Unemployment Rate Up Again

              As per data the unemployment rate in Switzerland in January went to new heights – 3.7%, the highest level in almost 11 years. At the end of the month as much as 169,753 people were registered as unemployed at the Regional Employment Offices, more by 6,208 than in December 2020. Comparing data year to year, the unemployment rate went drastically up – by 40.3%, around 48,735 more people have no job, as figures published by the State Secretariat for Economic Affairs (Seco) shows. Figures published by International Labour Organization (ILO) differ from those of Seco, as Seco does not take into the account long-term unemployed people, who are no longer registered at employment offices.
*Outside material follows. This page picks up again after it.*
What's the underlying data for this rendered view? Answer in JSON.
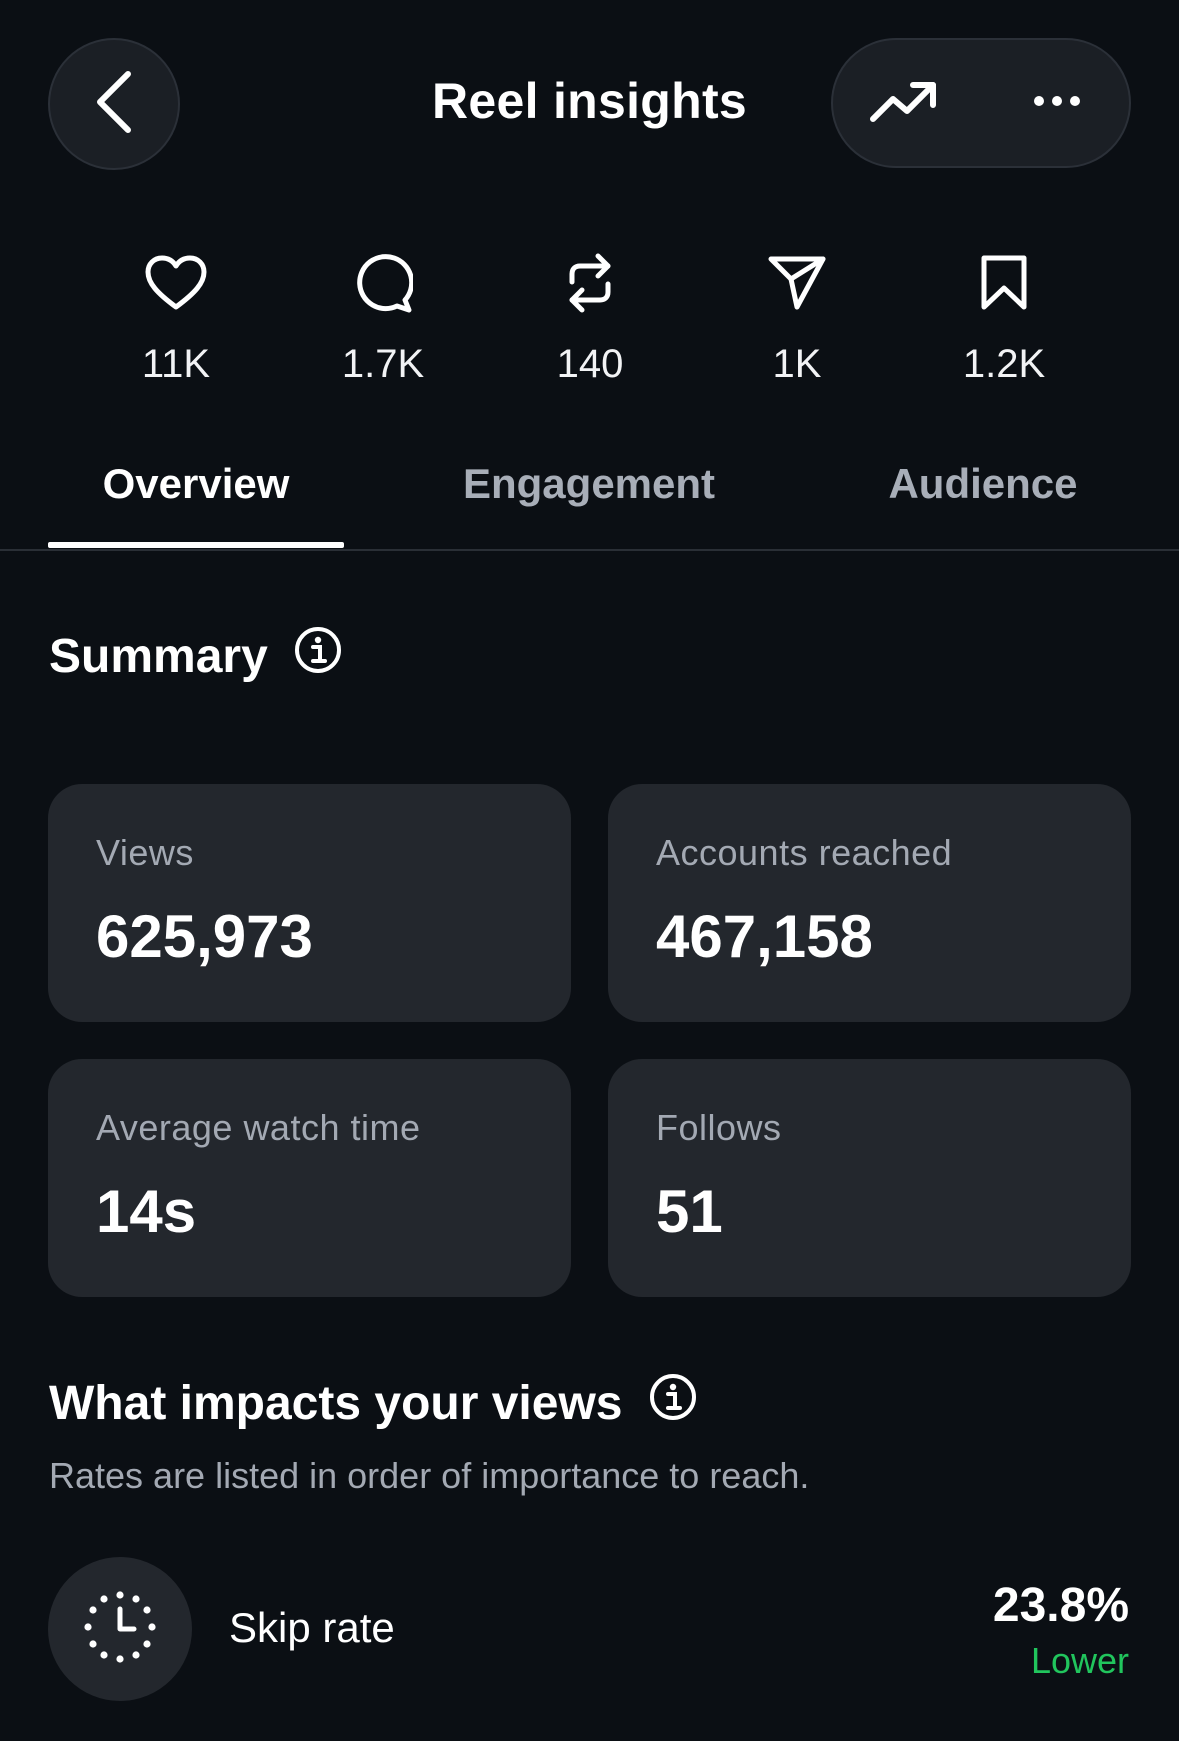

Meanwhile ILO calculates number based on all unemployment people, no matter how long they have stayed out of job and whether they are or not registered at Regional Employment Offices. Both institutions take into the account residents and cross-border workers who were unemployed in the country or are registered at employment offices.


Number of Vacancies Up

              When it comes to number of vacancies in January, they increased to 32,941 by 7,715. Out of this 21,684 were subject to obligation that Swiss looking for jobs are favoured over cross-border workers or immigrants. From July 2018 there was the obligation to publish vacancies for occupations that have at least 8% of unemployment rate nationally, and from January 2020 it was lowered to 5% level.


More Short-Time Working

              What is also symptomatic for the pandemic times is the rise of short-time workers. In Switzerland any company that encounters difficulties in running business can temporarily reduce the working hours of employers. Due to that employees receive lower salary, in percentage matching the percentage of working hours. The employees are compensated with 80% of the loss of income by the unemployment insurance. For instance, if working hours are reduced to 50%, the company pays only 50% of the salary to employees, but 80% out of the other 50% is covered by the insurance. Which means in total employees receive 90% of their initial salary. Other possibility for companies in troubles is to cease operations completely for some time. In November 2020 short-time working went sharply up by 35.2%, as 296,592 people were put on shorter working hours and thus received lower salaries. As much as 34,310 companies introduced this measure, up 50.1% from previous numbers. The number of working hours lost reached 19 million, up 50%. Since November 2020 no new data has been made available on this matter.


COVID-19’s Impact on the Swiss Economy and EUR CHF Exchange Rate

              Cleary the higher unemployment rate, number of vacancies and employers affected by short-time work implemented by companies is due to the COVID-19, restrictions and thus difficult economic situation in the country. The pandemic trigger very high exchange rate of CHF and cause decline of GDP, the worst seen since 70s.